Pop singer

Born: April 30, 1943;

Died: October 24, 2016

BOBBY Vee, who has died of Alzheimer's disease aged 73, was an American pop singer whose break into the business came when he was asked to fill in after the 1959 plane crash that killed Buddy Holly. He went on to have a number of hits in the 1960s including Take Good Care of My Baby.

Born Robert Velline in Fargo, North Dakota, Vee was only 15 when he took to the stage in Moorhead, Minnesota, after the crash which also killed Ritchie Valens and JP "The Big Bopper" Richardson.

The call had gone out for local acts to replace Holly at his scheduled show at the Moorhead National Guard Armory and Vee and his two-week-old band volunteered, along with three or four others. The show’s emcee, Charlie Boone, turned to Vee and asked him the name of his band. Vee looked at the shadows of his bandmates on the floor and answered: The Shadows.

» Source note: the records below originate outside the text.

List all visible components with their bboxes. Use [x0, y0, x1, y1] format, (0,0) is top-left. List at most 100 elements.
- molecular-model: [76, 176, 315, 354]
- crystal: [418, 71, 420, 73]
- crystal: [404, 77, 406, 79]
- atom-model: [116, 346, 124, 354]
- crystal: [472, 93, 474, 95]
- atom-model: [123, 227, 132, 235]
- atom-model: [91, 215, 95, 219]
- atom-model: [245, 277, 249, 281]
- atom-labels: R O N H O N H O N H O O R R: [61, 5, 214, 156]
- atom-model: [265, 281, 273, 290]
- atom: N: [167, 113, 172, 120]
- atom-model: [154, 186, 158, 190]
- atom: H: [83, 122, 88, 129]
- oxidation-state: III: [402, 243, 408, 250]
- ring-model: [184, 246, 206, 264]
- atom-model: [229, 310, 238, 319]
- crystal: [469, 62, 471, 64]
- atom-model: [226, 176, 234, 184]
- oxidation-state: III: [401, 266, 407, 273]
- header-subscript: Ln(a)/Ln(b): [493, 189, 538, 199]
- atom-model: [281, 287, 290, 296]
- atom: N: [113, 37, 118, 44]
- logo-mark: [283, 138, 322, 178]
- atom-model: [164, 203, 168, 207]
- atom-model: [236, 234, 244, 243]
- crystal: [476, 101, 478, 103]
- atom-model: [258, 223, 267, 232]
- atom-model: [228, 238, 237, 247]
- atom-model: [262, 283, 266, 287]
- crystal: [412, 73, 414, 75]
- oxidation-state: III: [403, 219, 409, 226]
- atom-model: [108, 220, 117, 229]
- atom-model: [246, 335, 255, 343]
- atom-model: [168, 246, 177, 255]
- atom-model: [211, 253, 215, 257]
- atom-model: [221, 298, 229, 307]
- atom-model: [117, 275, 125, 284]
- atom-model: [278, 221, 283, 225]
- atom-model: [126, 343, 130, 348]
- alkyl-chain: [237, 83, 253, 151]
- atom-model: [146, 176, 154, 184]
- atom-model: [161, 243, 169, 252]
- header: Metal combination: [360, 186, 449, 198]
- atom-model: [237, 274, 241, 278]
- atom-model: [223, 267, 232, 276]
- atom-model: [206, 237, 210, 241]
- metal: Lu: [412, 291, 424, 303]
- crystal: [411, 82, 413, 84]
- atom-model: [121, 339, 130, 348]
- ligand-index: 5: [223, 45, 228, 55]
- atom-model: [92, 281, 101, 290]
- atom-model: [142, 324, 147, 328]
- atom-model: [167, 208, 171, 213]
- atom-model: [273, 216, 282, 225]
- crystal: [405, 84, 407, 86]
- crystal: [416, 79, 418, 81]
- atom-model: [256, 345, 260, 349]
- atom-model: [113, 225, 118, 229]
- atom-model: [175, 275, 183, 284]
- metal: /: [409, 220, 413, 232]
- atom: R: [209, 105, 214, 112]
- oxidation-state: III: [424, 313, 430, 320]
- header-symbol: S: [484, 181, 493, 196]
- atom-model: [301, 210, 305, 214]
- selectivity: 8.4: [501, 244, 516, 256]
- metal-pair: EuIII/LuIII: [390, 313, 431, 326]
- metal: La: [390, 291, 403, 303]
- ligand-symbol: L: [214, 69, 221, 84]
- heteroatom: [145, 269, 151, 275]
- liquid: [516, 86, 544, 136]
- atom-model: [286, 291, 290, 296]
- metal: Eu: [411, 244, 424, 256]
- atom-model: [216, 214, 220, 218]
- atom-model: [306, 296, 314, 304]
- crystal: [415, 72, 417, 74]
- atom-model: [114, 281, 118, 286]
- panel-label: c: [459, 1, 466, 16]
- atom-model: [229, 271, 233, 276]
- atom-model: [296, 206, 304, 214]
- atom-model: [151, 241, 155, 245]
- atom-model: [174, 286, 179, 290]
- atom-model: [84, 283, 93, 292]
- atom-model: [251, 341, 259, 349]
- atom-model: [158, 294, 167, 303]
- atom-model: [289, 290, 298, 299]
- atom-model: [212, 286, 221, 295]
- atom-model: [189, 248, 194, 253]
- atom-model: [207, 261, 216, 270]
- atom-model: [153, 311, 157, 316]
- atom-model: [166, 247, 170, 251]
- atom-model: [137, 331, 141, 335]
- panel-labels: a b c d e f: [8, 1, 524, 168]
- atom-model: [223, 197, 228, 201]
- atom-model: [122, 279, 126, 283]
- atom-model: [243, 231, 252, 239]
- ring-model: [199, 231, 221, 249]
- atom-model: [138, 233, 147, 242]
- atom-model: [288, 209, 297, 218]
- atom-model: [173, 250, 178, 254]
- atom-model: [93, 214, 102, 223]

“I didn’t have any fear right then,” Vee recalled in 1999. “The fear didn’t hit me until the spotlight came on, and then I was just shattered by it. I didn’t think that I’d be able to sing. If I opened my mouth, I wasn’t sure anything would come out.”

Vee called his debut a milestone in his life, and the start of a wonderful career.

Within months the young singer and The Shadows, which included his older brother Bill on lead guitar, recorded Vee’s Suzie Baby for Soma Records in Minneapolis. It was a hit, and Vee soon signed with Liberty Records.

He went on to record 38 Top 100 hits from 1959 to 1970, hitting the top of the charts in 1961 with Take Good Care of My Baby and reaching No 2 with the follow-up, Run to Him. Other Vee hits include Rubber Ball, The Night Has A Thousand Eyes, Devil or Angel, Come Back When You Grow Up, Please Don’t Ask About Barbara and Punish Her.

Besides his clear, ringing voice, Vee also was a skilled rhythm guitarist and occasional songwriter. He racked up six gold singles, but saw his hits diminish with the British invasion of The Beatles and other English groups in the mid-1960s.

Vee kept recording into the 2000s and maintained a steady touring schedule. But he began having trouble remembering lyrics during performances, and he was diagnosed with Alzheimer’s disease in 2011. He performed his last show that year.

In a 2013 interview, Vee said he knew his abilities were diminishing and he did not want to put his family through a public decline. “It’s not getting any better, I can tell you that,” Vee said. “But I’m doing the best I can.”

Vee still released a new album, The Adobe Sessions, a loose jam session recorded with family members. It was released on the 55th anniversary of the Holly plane crash.

The album also included Vee’s cover of Bob Dylan’s The Man in Me, a nod to the folk-rock legend who got his start in Vee’s band in Fargo.

Dylan grew up in Hibbing, a town on northern Minnesota’s Iron Range, and briefly played with Vee’s band. Although their time playing together was short, Dylan had a lasting effect on Vee’s career: it was Dylan, himself going by the name Elston Gunn when he played piano at a couple of The Shadows’ gigs, who suggested Vee change his last name from Velline to Vee.

In his Chronicles: Volume One memoir, Dylan recalled Vee had a metallic, edgy tone to his voice and said it was as musical as a silver bell. When Dylan performed in St Paul in 2013, he saluted Vee in the audience and performed Suzie Baby.

Vee and his wife, Karen, were married for more than 50 years. She died of kidney failure in 2015 at age 71. Vee is survived by their four sons.